BLACK HAT EUROPE 2021 — LONDON — Researchers who discovered a severe vulnerability in the Microsoft Azure Cosmos DB database solution today revealed the full extent of the flaws they found and previously undisclosed details of their investigation, which it turns out was far more extensive than first revealed.
In August 2021, the Wiz team revealed a critical vulnerability in the Azure cloud platform that would enable remote account takeover of the Cosmos DB database. Dubbed ChaosDB, this flaw gave any Azure user full admin access to other customers' Cosmos DB instances without authorization. Its impact spanned thousands of businesses, including many Fortune 500 firms.
More specifically, multiple flaws existed in Microsoft's implementation of Jupyter Notebook, an open source Web application commonly used for data science. A local privilege escalation flaw led to unrestricted network access, which allowed researchers to access a wide range of certificates and private keys that provided admin access to other users' Cosmos DB accounts.
To make things worse, Cosmos DB accounts previously came with Jupyter Notebook auto-enabled, which wasn't made clear to users. As a result, many customers were unknowingly exposed to this vulnerability.
Wiz reported the findings to Microsoft, which issued a fix within 48 hours and confirmed in a blog post that no customer data had been accessed using this vulnerability by third parties or security researchers. It also shut down the Jupyter Notebook feature, albeit temporarily.
But this wasn't the full story of Chaos DB, Wiz security researchers Sagi Tzadik and Nir Ohfeld said in their Black Hat talk today. The vulnerability did more than allow an unprivileged user to obtain complete, unrestricted access to databases of several thousand Azure customers.

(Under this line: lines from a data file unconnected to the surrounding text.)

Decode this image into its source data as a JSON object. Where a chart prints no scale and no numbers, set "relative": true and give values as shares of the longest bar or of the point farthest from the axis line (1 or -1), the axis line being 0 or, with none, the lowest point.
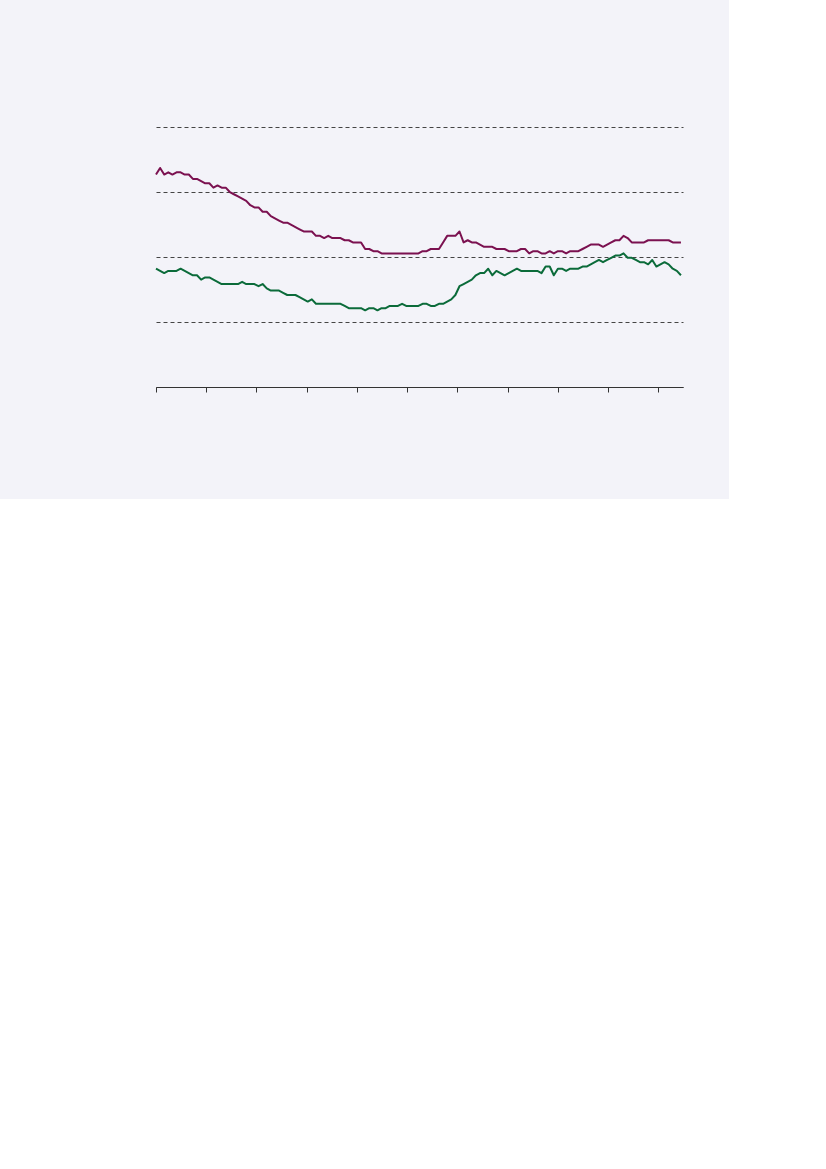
{
  "chart_data": {
    "type": "line",
    "relative": true,
    "grid": "y",
    "line_style": "solid",
    "marker": "none",
    "categories": [
      null,
      null,
      null,
      null,
      null,
      null,
      null,
      null,
      null,
      null,
      null,
      null,
      null,
      null,
      null,
      null,
      null,
      null,
      null,
      null,
      null,
      null,
      null,
      null,
      null,
      null,
      null,
      null,
      null,
      null,
      null,
      null,
      null,
      null,
      null,
      null,
      null,
      null,
      null,
      null,
      null,
      null,
      null,
      null,
      null,
      null,
      null,
      null,
      null,
      null,
      null,
      null,
      null,
      null,
      null,
      null,
      null,
      null,
      null,
      null,
      null,
      null,
      null,
      null,
      null,
      null,
      null,
      null,
      null,
      null,
      null,
      null,
      null,
      null,
      null,
      null,
      null,
      null,
      null,
      null,
      null,
      null,
      null,
      null,
      null,
      null,
      null,
      null,
      null,
      null,
      null,
      null,
      null,
      null,
      null,
      null,
      null,
      null,
      null,
      null,
      null,
      null,
      null,
      null,
      null,
      null,
      null,
      null,
      null,
      null,
      null,
      null,
      null,
      null,
      null,
      null,
      null,
      null,
      null,
      null,
      null,
      null,
      null,
      null,
      null,
      null,
      null,
      null,
      null
    ],
    "series": [
      {
        "color": "#7b1150",
        "values": [
          0.97,
          1.0,
          0.97,
          0.98,
          0.97,
          0.98,
          0.98,
          0.97,
          0.97,
          0.95,
          0.95,
          0.94,
          0.93,
          0.93,
          0.91,
          0.92,
          0.91,
          0.91,
          0.89,
          0.88,
          0.87,
          0.86,
          0.85,
          0.83,
          0.82,
          0.82,
          0.8,
          0.8,
          0.78,
          0.77,
          0.76,
          0.75,
          0.75,
          0.74,
          0.73,
          0.72,
          0.71,
          0.71,
          0.71,
          0.69,
          0.69,
          0.68,
          0.69,
          0.68,
          0.68,
          0.68,
          0.67,
          0.67,
          0.66,
          0.66,
          0.66,
          0.63,
          0.63,
          0.62,
          0.62,
          0.61,
          0.61,
          0.61,
          0.61,
          0.61,
          0.61,
          0.61,
          0.61,
          0.61,
          0.61,
          0.62,
          0.62,
          0.63,
          0.63,
          0.63,
          0.66,
          0.69,
          0.69,
          0.69,
          0.71,
          0.66,
          0.67,
          0.66,
          0.66,
          0.65,
          0.64,
          0.64,
          0.64,
          0.63,
          0.63,
          0.63,
          0.62,
          0.62,
          0.62,
          0.63,
          0.63,
          0.61,
          0.62,
          0.62,
          0.61,
          0.61,
          0.62,
          0.61,
          0.62,
          0.62,
          0.61,
          0.62,
          0.62,
          0.62,
          0.63,
          0.64,
          0.65,
          0.65,
          0.65,
          0.64,
          0.65,
          0.66,
          0.67,
          0.67,
          0.69,
          0.68,
          0.66,
          0.66,
          0.66,
          0.66,
          0.67,
          0.67,
          0.67,
          0.67,
          0.67,
          0.67,
          0.66,
          0.66,
          0.66
        ]
      },
      {
        "color": "#0b6b3a",
        "values": [
          0.54,
          0.53,
          0.52,
          0.53,
          0.53,
          0.53,
          0.54,
          0.53,
          0.52,
          0.51,
          0.51,
          0.49,
          0.5,
          0.5,
          0.49,
          0.48,
          0.47,
          0.47,
          0.47,
          0.47,
          0.47,
          0.48,
          0.47,
          0.47,
          0.47,
          0.46,
          0.47,
          0.45,
          0.44,
          0.44,
          0.44,
          0.43,
          0.42,
          0.42,
          0.42,
          0.41,
          0.4,
          0.39,
          0.4,
          0.38,
          0.38,
          0.38,
          0.38,
          0.38,
          0.38,
          0.38,
          0.37,
          0.36,
          0.36,
          0.36,
          0.36,
          0.35,
          0.36,
          0.36,
          0.35,
          0.36,
          0.36,
          0.37,
          0.37,
          0.37,
          0.38,
          0.37,
          0.37,
          0.37,
          0.37,
          0.38,
          0.38,
          0.37,
          0.37,
          0.38,
          0.38,
          0.39,
          0.4,
          0.42,
          0.46,
          0.47,
          0.48,
          0.49,
          0.51,
          0.52,
          0.52,
          0.54,
          0.51,
          0.53,
          0.52,
          0.51,
          0.52,
          0.53,
          0.54,
          0.53,
          0.53,
          0.53,
          0.53,
          0.53,
          0.52,
          0.55,
          0.55,
          0.51,
          0.54,
          0.54,
          0.53,
          0.54,
          0.54,
          0.54,
          0.55,
          0.55,
          0.56,
          0.57,
          0.58,
          0.57,
          0.58,
          0.59,
          0.6,
          0.6,
          0.61,
          0.59,
          0.59,
          0.58,
          0.57,
          0.57,
          0.56,
          0.58,
          0.55,
          0.56,
          0.57,
          0.56,
          0.54,
          0.53,
          0.51
        ]
      }
    ]
  }
}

By exploiting each misconfiguration in Cosmos DB, and chaining them together, the researchers were able to obtain many of Microsoft's internal Cosmos DB-related secrets and credentials. With these, they were able to authenticate as admin to more than 100 Cosmos DB-related management panels in the form of Service Fabric instances, or the container orchestration tool used to power Cosmos DB.
The finding is unprecedented, Ohfeld says in an interview with Dark Reading. "No other person outside of Microsoft gained this kind of administrative access to the magic that actually makes the cloud work." This was one of the reasons, Tzadik adds, that they held off on disclosing their full findings until now — to give the company sufficient time to mitigate the issue. Some of the information they could access was not only about Cosmos DB but about how Azure works.
"Besides taking over the account and manipulating data, we could also have damaged the Cosmos DB service due to the admin position we had from within it," the researchers explained in a blog post. "The impact of gaining access to the underlying Service Fabric instances means that this vulnerability was nearly impossible to defend against as a customer."
Going Down the Rabbit Hole
The team hadn't even been looking for vulnerabilities when their investigation began, Tzadik says. Given the popularity of Cosmos DB, they were initially looking for common misconfigurations and reviewing the solution to spot errors.
While exploring its features, they discovered the embedded Juputer Notebook container, which offers terminal access and the option to interact with the Cosmos DB instance with different programming languages. When they used the Jupyter terminal, or the default Python3 Notebook, they noticed their code was executed as the unprivileged "cosmosuser." When they switched their Python code to C#, they saw the code was being executed with root privileges.
"When we saw the Jupyter Notebook feature, we couldn't resist," says Ohfeld. "As an attacker, when we see a place that lets us execute arbitrary code, we have to have a look."
After discovering the local privilege escalation vulnerability in Jupyter Notebook, they used their root privileges to look around the container to determine which network resources they could access. The researchers found a list of forbidden IP addresses, which they were able to delete as they were configured locally on the container, achieving unrestricted network access.
Their investigation continued from there as Ohfeld and Tzadik continued to explore the previously forbidden IP addresses, discovering access to WireServer, which manages aspects of virtual machines within Azure and the extensions of every Azure VM. They discuss the details in a separate in-depth technical writeup, also published today. Through attempting to uncover secrets and explore the Cosmos DB environment, they were ultimately able to access 25 Microsoft certificates and their corresponding private keys, which Tzadik points to as the moment they knew they were onto something big.
"We were like, OK, this is interesting, let's see what happens," he says.
While the team only used six of the certificates, the ones they used allowed them to obtain the plaintext Primary Key for any Cosmos DB instance running in their cluster, letting them query and manipulate customer databases without authorization. They were able to obtain the plaintext auth token for any Jupyter Notebook instance running in the cluster, as well as plaintext passwords for customers' notebook storage accounts. They could also access the underlying infrastructure of Cosmos DB by accessing internal Azure storage blobs.
"In less than a week of active research, and by using only six of the 25 secrets we obtained, we believe that we were able to nearly take over the entire service," the researchers wrote, noting they gained the same privileges as the internal Microsoft employees who worked on it.
There were many lessons learned here, especially with respect to isolation in the cloud, says Tzadik. "We assumed isolation in the cloud worked properly, and we learned that is not always the case."